Los estados modernos, sustancialmente ateos, han
ido quitando progresivamente a la Iglesia la soberanía en la educación (con el
monopolio de la escuela pública), en el matrimonio (con el matrimonio civil y
el divorcio), en la caridad (con la asistencia burocrática). El Estado de hoy
ha conseguido aún más: ha quitado a la Iglesia la soberanía sobre la doctrina y
la moral, impidiéndole impartir enseñanzas contrarias a los “nuevos derechos”
que entretanto el Estado había reconocido y ahora, aprovechando la epidemia, le
quita la soberanía sobre la liturgia, regulando los altares con sus gritos.
¿Se opone hoy en día cuanto menos una resistencia
(cuando no una contraofensiva) a la erosión de la Libertas Ecclesiae?
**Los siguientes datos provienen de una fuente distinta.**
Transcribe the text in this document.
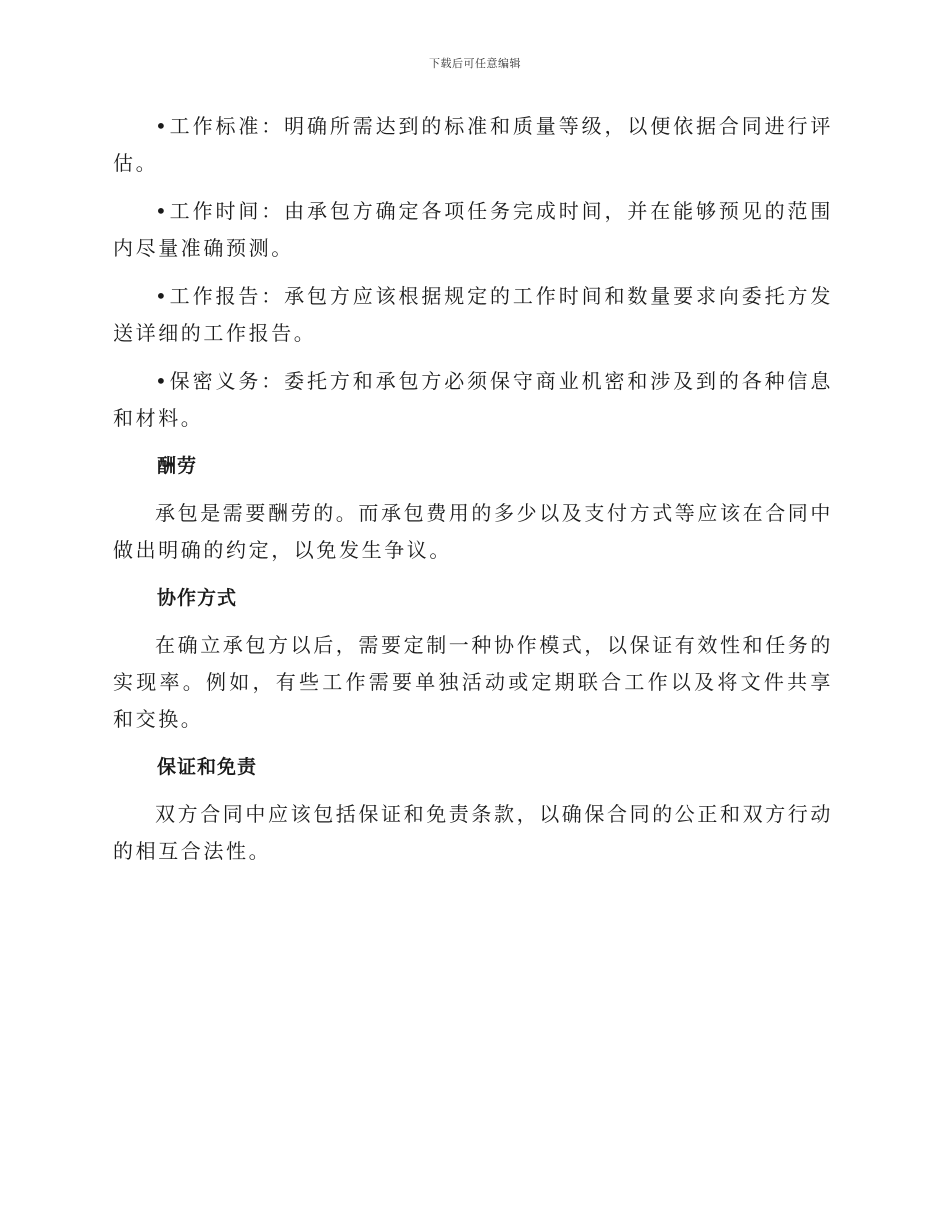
下载后可任意编辑

•工作标准：明确所需达到的标准和质量等级，以便依据合同进行评估。

•工作时间：由承包方确定各项任务完成时间，并在能够预见的范围内尽量准确预测。

•工作报告：承包方应该根据规定的工作时间和数量要求向委托方发送详细的工作报告。

•保密义务：委托方和承包方必须保守商业机密和涉及到的各种信息和材料。

酬劳

承包是需要酬劳的。而承包费用的多少以及支付方式等应该在合同中做出明确的约定，以免发生争议。

协作方式

在确立承包方以后，需要定制一种协作模式，以保证有效性和任务的实现率。例如，有些工作需要单独活动或定期联合工作以及将文件共享和交换。

保证和免责

双方合同中应该包括保证和免责条款，以确保合同的公正和双方行动的相互合法性。
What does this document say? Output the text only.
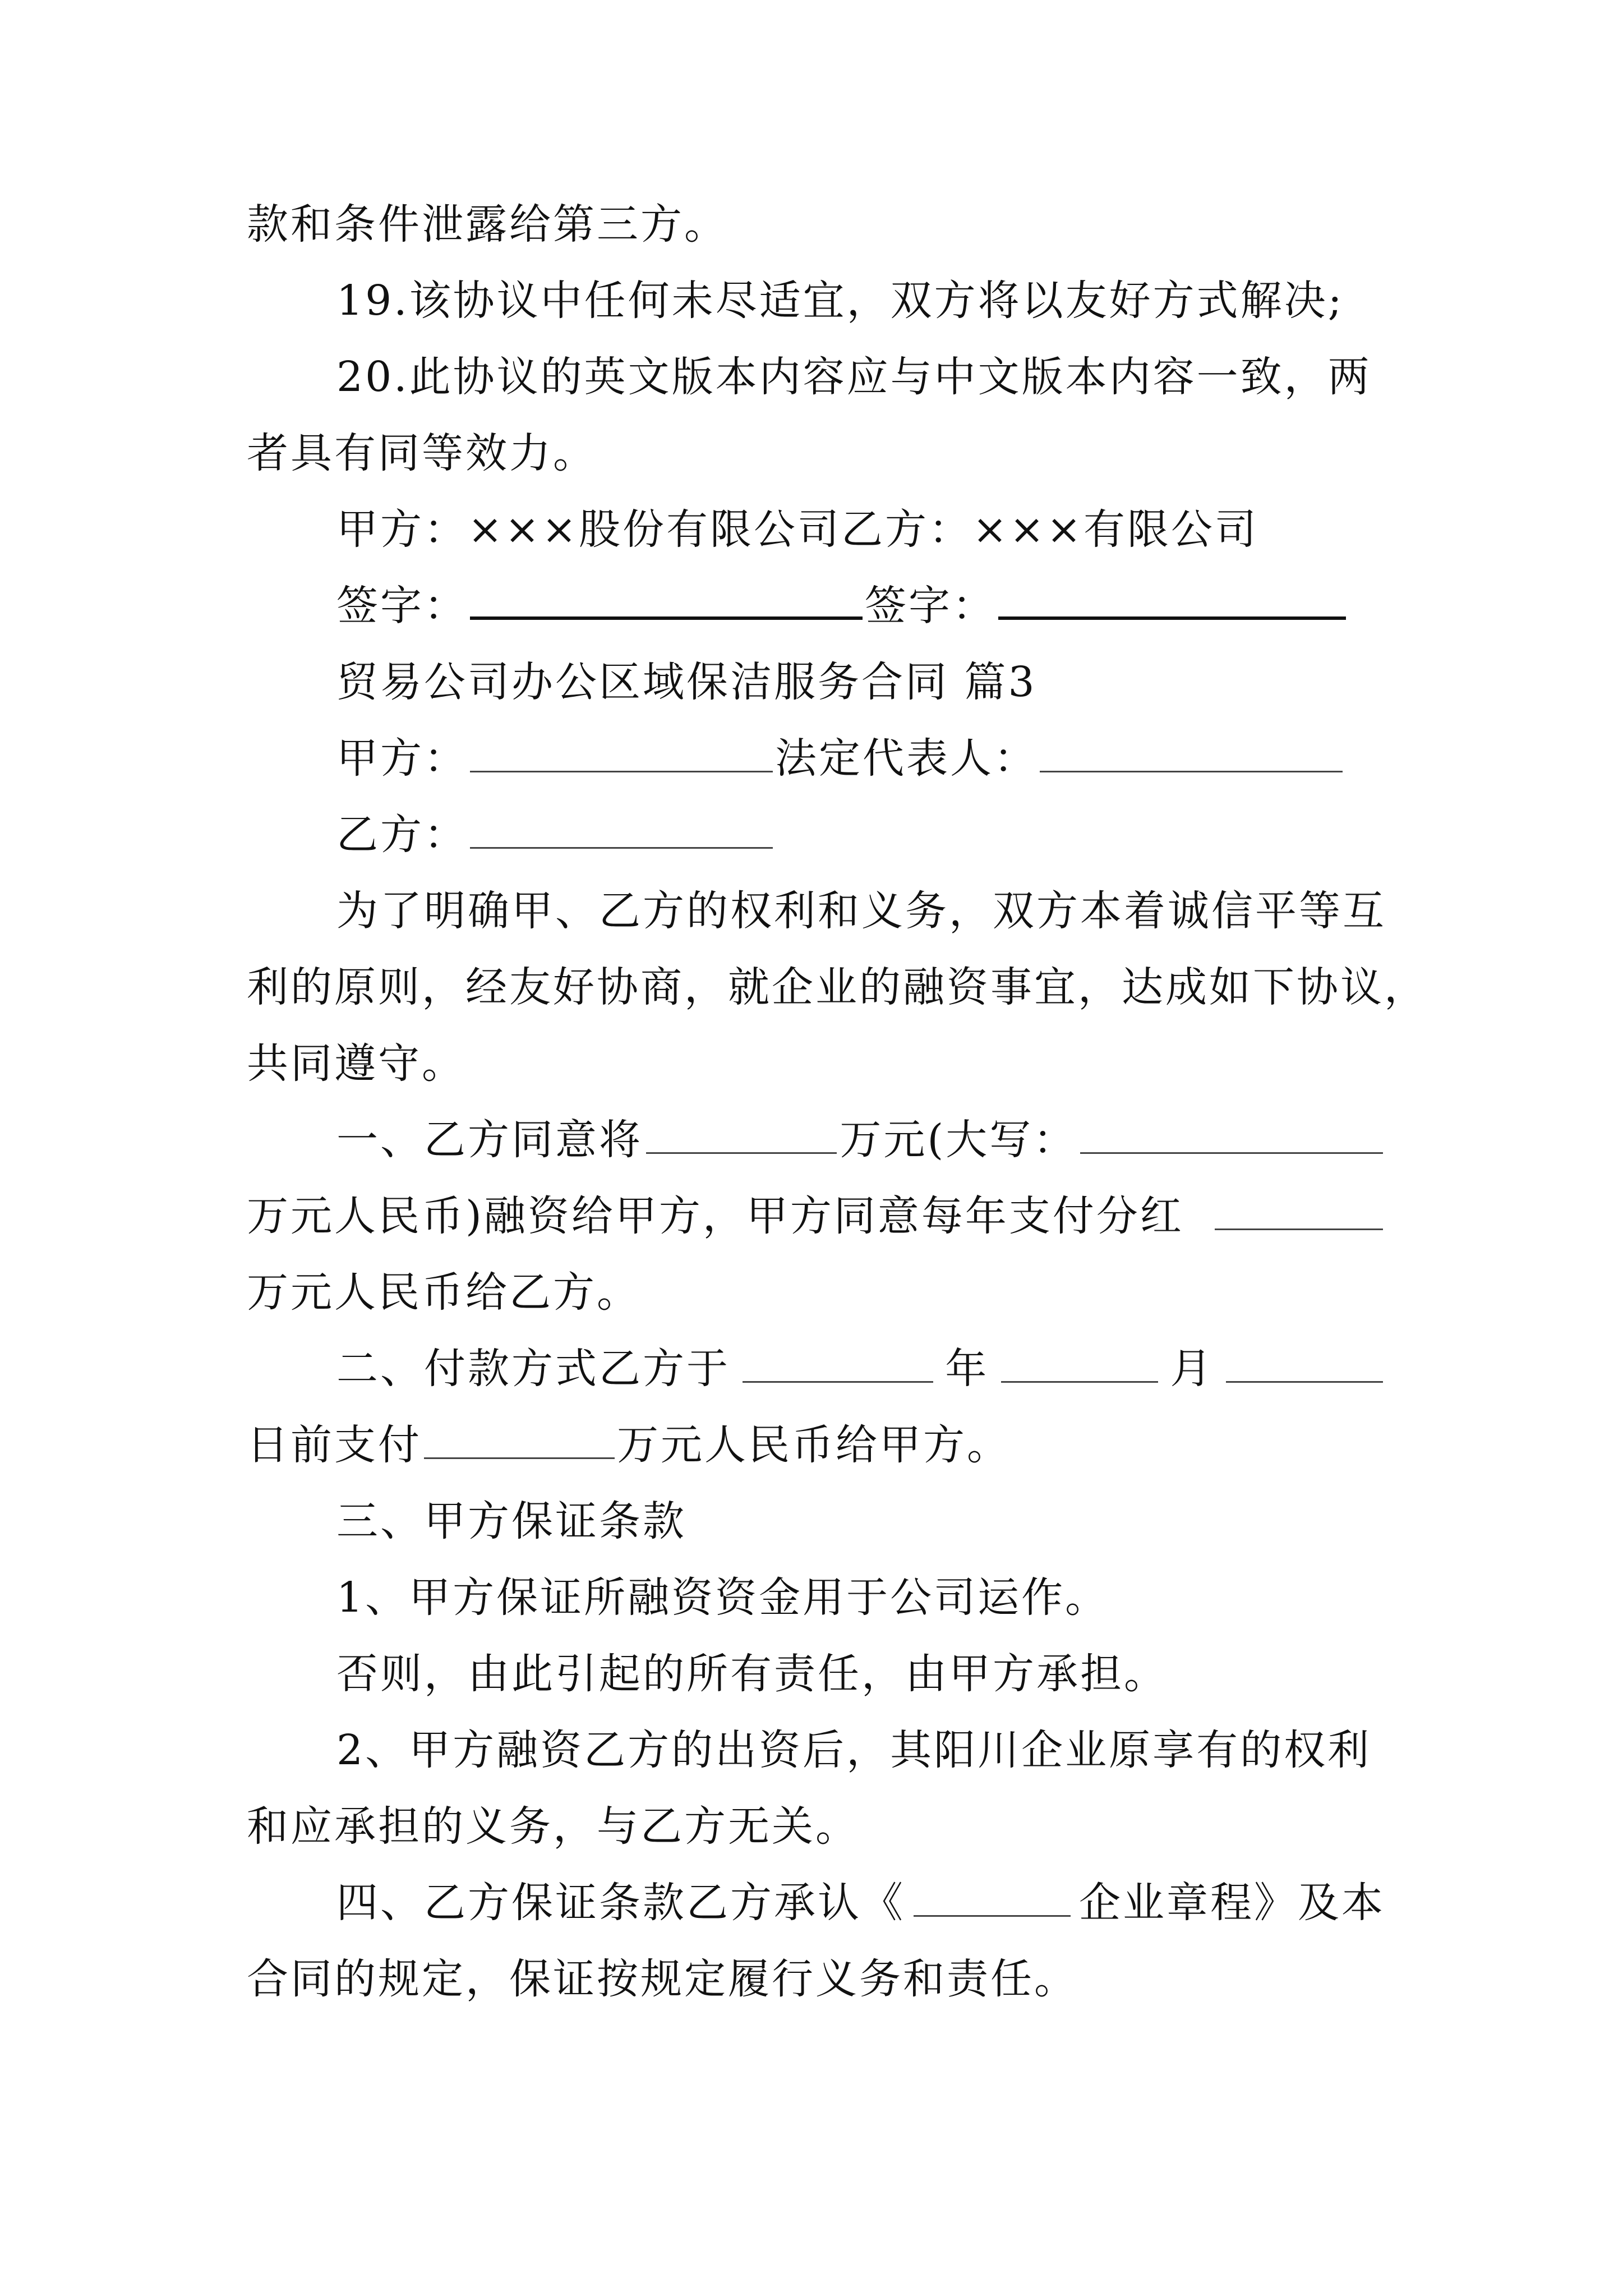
款和条件泄露给第三方。
19.该协议中任何未尽适宜，双方将以友好方式解决;
20.此协议的英文版本内容应与中文版本内容一致，两
者具有同等效力。
甲方：×××股份有限公司乙方：×××有限公司
签字：	签字：
贸易公司办公区域保洁服务合同 篇3
甲方：	法定代表人：
乙方：
为了明确甲、乙方的权利和义务，双方本着诚信平等互
利的原则，经友好协商，就企业的融资事宜，达成如下协议，
共同遵守。
一、乙方同意将	万元(大写：
万元人民币)融资给甲方，甲方同意每年支付分红
万元人民币给乙方。
二、付款方式乙方于	年	月
日前支付	万元人民币给甲方。
三、甲方保证条款
1、甲方保证所融资资金用于公司运作。
否则，由此引起的所有责任，由甲方承担。
2、甲方融资乙方的出资后，其阳川企业原享有的权利
和应承担的义务，与乙方无关。
四、乙方保证条款乙方承认《	企业章程》及本
合同的规定，保证按规定履行义务和责任。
No,
porque la erosión de la libertad que en la modernidad se produjo en conflicto
con la Iglesia, que se resistía y luchaba, hoy se produce con el consentimiento
de la Iglesia, ya que ella misma está pidiendo perder su libertad, incluso
considerándola una exigencia del Evangelio: desaparecer como Iglesia al
servicio del mundo, vaciarse en la misión, encontrar a Dios en el hombre. No
hay protesta porque los católicos tienen que enseñar a los niños y jóvenes lo
que el Estado quiere que se les enseñe; tampoco hay protesta porque la ley
civil ha acabado con el matrimonio, pero el pluralismo de opciones se acepta
como algo bueno; nadie se queja de que la caridad de la Iglesia dependa del
Estado. Y de la misma manera, hoy nadie se queja si el Estado ordena que el
sacerdote celebrante toque el Cuerpo del Señor sólo con guantes.
La diferencia verdaderamente importante es que la
Iglesia de Gregorio VII luchó por su libertad, mientras que la Iglesia de hoy
parece feliz con su falta de libertad, incluso parece que desea aumentarla. Y
hasta se lo agradece a los que se la quitan.